Drill money is bill money.
I fight to give back. Every dime Wendol and I make on my fights goes into the House of Hope, a battered women’s foundation. More than a shelter, House of Hope rebuilds each woman from the ground up. They provide food, shelter, clothing, education, counseling, and so much more for women of abuse, rape, assault, and young women who have been abandoned.
Wendol grew up with a mom and a dad who were soul mates. His parents have the kind of marriage they should base instruction manuals on.
His sister met a guy when she was sixteen. He was twenty-three.
It started out okay, despite the age difference. Unfortunately, it did not end that way. One fight went too far. One fight called an angel home to Heaven. One fight changed the course of many lives. Wendol’s sister Shayla ended up in a casket, and her boyfriend got a reduced charge to manslaughter and is currently serving time in a correctional facility.
My upbringing was far different from my best friend’s. My dad is a lowlife, a drunk, a user. And, although not physically, he is an abuser. I know all too well how words can hurt.
Sticks and stones may break my bones, but words can never hurt me. If that isn’t the biggest line of bullshit we ever teach children, I don’t know what is.
When Wendol opened The Basement, we immediately began offering free self-defense classes to all women. You have to stand for something, as the saying goes, and this is what we stand for.
Professor owes me money. He owes House of Hope this money so they can help a single mom of two cover her attorney costs for her custody hearing. They also have four women who are in need of scholarships for the GED program at the local community college. We have children who need clothing and women who need general physicals as they haven’t been seen by a medical professional in years.
Why place the bet if he didn’t have the funds? I mean, sure we all get desperate for money. However, not paying up in this league could get you entered into a death match—where the winner is the only one left alive—or get you dead at the hands of a goon. Either way, you have a low chance at being able to breathe much longer.
 
; Morally, it might not be the best way to support House of Hope, but it takes more than a regular salary to support the facility. I can’t go back to the big league, so I survive in this one. I will keep on until I can’t do it anymore if that is what it takes to help these women not end up like Shayla.

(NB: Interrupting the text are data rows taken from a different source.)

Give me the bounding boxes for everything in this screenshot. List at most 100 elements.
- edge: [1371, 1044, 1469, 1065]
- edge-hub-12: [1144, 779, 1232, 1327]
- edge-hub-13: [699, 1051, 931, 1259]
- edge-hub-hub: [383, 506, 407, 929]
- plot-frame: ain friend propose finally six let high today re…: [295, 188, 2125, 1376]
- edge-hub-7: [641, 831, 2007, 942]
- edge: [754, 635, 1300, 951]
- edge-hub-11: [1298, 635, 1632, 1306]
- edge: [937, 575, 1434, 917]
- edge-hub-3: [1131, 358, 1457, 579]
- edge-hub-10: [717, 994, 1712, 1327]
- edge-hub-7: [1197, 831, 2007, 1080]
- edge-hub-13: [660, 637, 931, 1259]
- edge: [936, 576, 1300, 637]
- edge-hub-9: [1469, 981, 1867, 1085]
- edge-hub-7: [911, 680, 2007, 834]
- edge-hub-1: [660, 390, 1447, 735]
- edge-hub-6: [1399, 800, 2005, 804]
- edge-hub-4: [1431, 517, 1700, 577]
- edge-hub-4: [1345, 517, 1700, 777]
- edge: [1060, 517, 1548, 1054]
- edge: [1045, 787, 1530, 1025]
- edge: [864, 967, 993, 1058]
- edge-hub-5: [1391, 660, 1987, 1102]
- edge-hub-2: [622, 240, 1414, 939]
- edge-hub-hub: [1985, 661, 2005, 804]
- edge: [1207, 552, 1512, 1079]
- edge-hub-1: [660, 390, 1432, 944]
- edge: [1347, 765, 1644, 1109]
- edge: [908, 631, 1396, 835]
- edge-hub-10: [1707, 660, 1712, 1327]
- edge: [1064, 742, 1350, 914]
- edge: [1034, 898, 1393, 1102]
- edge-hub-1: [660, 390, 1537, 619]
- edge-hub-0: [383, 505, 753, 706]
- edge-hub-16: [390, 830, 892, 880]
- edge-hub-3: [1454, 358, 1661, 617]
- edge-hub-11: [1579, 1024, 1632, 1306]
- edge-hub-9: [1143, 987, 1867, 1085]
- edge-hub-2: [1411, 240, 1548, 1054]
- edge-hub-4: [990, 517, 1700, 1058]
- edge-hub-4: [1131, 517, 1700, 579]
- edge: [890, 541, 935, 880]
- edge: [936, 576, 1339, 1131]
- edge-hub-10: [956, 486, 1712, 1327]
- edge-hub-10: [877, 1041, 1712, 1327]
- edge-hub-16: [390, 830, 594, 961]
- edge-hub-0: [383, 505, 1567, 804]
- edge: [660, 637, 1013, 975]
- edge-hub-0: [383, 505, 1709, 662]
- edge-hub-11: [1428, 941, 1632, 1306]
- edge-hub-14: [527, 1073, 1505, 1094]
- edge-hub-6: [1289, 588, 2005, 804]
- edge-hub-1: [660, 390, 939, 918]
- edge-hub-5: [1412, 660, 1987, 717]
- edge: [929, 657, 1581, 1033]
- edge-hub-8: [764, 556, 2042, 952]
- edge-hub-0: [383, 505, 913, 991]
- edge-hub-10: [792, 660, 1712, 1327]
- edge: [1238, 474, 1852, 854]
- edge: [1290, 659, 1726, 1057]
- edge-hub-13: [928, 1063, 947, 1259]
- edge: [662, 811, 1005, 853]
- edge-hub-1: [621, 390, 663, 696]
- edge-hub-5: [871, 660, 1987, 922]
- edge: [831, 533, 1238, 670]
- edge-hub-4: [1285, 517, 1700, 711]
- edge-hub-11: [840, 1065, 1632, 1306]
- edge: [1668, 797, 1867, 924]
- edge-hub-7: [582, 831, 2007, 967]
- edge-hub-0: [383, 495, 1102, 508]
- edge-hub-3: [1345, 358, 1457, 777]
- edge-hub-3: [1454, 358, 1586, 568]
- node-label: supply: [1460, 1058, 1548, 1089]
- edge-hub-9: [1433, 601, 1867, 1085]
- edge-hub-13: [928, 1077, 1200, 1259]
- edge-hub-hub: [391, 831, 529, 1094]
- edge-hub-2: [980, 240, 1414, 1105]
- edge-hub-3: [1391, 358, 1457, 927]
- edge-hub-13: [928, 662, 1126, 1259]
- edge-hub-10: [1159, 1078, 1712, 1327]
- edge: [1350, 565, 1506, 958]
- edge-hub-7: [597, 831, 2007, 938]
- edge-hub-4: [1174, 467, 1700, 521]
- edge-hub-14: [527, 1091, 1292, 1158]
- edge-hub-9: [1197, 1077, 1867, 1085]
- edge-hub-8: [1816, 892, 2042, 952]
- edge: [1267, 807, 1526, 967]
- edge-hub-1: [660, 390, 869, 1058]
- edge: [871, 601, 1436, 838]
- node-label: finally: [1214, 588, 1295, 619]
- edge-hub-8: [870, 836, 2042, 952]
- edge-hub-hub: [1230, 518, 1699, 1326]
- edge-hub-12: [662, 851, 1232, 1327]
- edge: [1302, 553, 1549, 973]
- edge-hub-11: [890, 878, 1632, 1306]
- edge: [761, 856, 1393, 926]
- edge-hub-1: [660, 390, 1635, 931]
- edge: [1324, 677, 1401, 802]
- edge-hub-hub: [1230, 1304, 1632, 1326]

Pulling up to my small house, I have to blink as I see a stranger on my porch. Why is there a red-headed woman on my front porch? I think as I continue to stare at my home.
All funds donated to the facility are done anonymously. Only a handful of people know I fight to give it to charity. House of Hope certainly doesn’t know the money comes from me. It isn’t exactly taxable income, so I don’t need a donation voucher.
Parking my truck, I hop out with questions running through my mind. I am dirty, sweaty, tired, and hungry. I am not in the mood for company.
“Can I help you with something?” I ask as I approach.
She stares up at me blankly. Maybe I should have started with a hello. Then again, I am not one for apologies, either, so moving on.
She doesn’t answer, only continues to stare.
“You a mute?”
She shakes her head as she looks around as if something is going to jump out and get her.
“You on drugs? You high? You lost? You drunk? Are you just plain fuckin’ nuts?”
She stands finally. Walking to me, she rolls her shoulders back as if she is trying to gather some sort of courage. She looks around nervously again as if someone is watching her.
“I’m your payment.” The words come out barely above a whisper.
My head pounds. She is my what?
My question must show in my face as she repeats herself with her voice a little stronger. “I’m your payment from Professor.” She looks over my shoulder nervously.